My cousin in front of me sobbed and my mother to the right of me wiped silent tears from her cheeks in an unfamiliar church as my uncle got up in front of a meager crowd of older couples and my cousins and I to make the first and only speech at the funeral. No one else was strong enough. The story my uncle told that day was actually the most beautiful love story of all time. It was short but it was sweet and it was real. It belonged in fairy tales. I had not yet experienced love from someone that wasn’t family before. I had not even had a boyfriend. I had not even been touched by a boy. But I heard the story of Jack and Darlene and how they met and knew that I would have one too, if I was so lucky.

My grandparents had not known each other until much later in their lives when they met in the late fifties, although they lived in the same city. They had no friends in common. They probably would have never met ever, if it wasn’t for pure chance. Or was it fate? I am not sure yet if I believe in fate, but if anything were to point to it’s existence as more than just a concept attributed to those who also believe in astrology or God, it would be the meeting and subsequent solid marriage of my grandparents.

My grandfather was driving on the 101 freeway. I don’t know the day or the time or the weather or his destination, but I know that in the distance, he saw a strange car stopped on the side of the freeway and a woman standing outside of it all by herself. According to the story my uncle told, my grandfather Jack, pulled over to the side of the road where her car was and got out to help her because it was the gentlemanly thing to do. Cell phones didn’t exist at the time, obviously. The problem turned out to be a flat tire and the woman turned out to be the most beautiful woman my grandfather had ever seen. He changed her tire, discovered that her name was Darlene, and almost let her leave. Almost. But before she did, he had to ask her out for dinner. She agreed and that very same night, they had dinner together and later were married. They stayed married until Darlene’s last day of life.
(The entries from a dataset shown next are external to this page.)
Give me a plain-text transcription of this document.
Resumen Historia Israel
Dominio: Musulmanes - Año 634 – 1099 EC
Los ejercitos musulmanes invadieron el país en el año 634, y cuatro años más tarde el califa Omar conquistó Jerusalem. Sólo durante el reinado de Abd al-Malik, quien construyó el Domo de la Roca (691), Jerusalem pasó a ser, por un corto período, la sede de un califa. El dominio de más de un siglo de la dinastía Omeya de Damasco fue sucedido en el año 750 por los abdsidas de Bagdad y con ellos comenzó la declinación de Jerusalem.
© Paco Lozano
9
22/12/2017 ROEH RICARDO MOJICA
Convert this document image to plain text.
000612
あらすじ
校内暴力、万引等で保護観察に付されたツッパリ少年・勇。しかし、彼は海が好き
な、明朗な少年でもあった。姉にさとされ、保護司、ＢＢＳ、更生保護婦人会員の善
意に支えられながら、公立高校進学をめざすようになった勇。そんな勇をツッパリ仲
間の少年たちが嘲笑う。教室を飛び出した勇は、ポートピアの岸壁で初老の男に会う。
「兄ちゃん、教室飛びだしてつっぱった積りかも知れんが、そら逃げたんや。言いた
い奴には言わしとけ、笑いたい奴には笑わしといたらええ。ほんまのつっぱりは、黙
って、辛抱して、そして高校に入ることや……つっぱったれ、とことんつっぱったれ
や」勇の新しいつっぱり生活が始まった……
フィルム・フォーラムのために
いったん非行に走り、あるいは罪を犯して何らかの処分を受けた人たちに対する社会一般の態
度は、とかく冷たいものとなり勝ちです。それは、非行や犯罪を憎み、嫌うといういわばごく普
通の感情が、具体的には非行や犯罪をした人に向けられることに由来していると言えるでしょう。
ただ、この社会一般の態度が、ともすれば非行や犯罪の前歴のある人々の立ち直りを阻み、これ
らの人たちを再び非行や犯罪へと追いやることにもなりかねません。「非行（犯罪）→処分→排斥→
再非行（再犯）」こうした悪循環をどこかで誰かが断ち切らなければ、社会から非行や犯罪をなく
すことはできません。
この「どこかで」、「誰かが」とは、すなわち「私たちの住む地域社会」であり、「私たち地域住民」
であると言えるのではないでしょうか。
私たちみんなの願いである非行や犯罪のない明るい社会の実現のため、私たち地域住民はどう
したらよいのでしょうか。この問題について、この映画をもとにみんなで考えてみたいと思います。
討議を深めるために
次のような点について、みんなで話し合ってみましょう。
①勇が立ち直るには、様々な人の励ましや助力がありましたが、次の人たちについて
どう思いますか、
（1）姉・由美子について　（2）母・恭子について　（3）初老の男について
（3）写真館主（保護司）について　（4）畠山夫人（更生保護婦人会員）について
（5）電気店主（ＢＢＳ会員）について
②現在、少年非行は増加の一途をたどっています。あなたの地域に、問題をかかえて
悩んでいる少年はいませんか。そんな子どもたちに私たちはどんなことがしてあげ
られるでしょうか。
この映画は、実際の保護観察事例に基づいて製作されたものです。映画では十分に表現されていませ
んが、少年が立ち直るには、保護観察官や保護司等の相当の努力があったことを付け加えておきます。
The story is short, but at the time it hit me so hard. Great love stories like that continue on in my family. My parents had one and I had one once, although the end was far from beautiful, but it was something I’ll always remember. Ultimately, as I sat next to members of my family that day, I learned to not let another life pass me by without knowing who they were to the best of my ability. I know if I had asked my grandmother anything she would have given me hours worth of answers. I’m not upset, though. The passing down of stories is almost more magical and surreal. As of recent I’ve learned that Darlene owned a duck, decorated for nearly every holiday, and loved to plan and throw parties. She made every costume my mother and uncle wore for Halloween by hand. She never put on makeup unless she was going out. She had the tiniest waist of any woman I’ve ever known. And if I ever need a good love story, my grandfather is always near to tell me of how they met on the side of the freeway.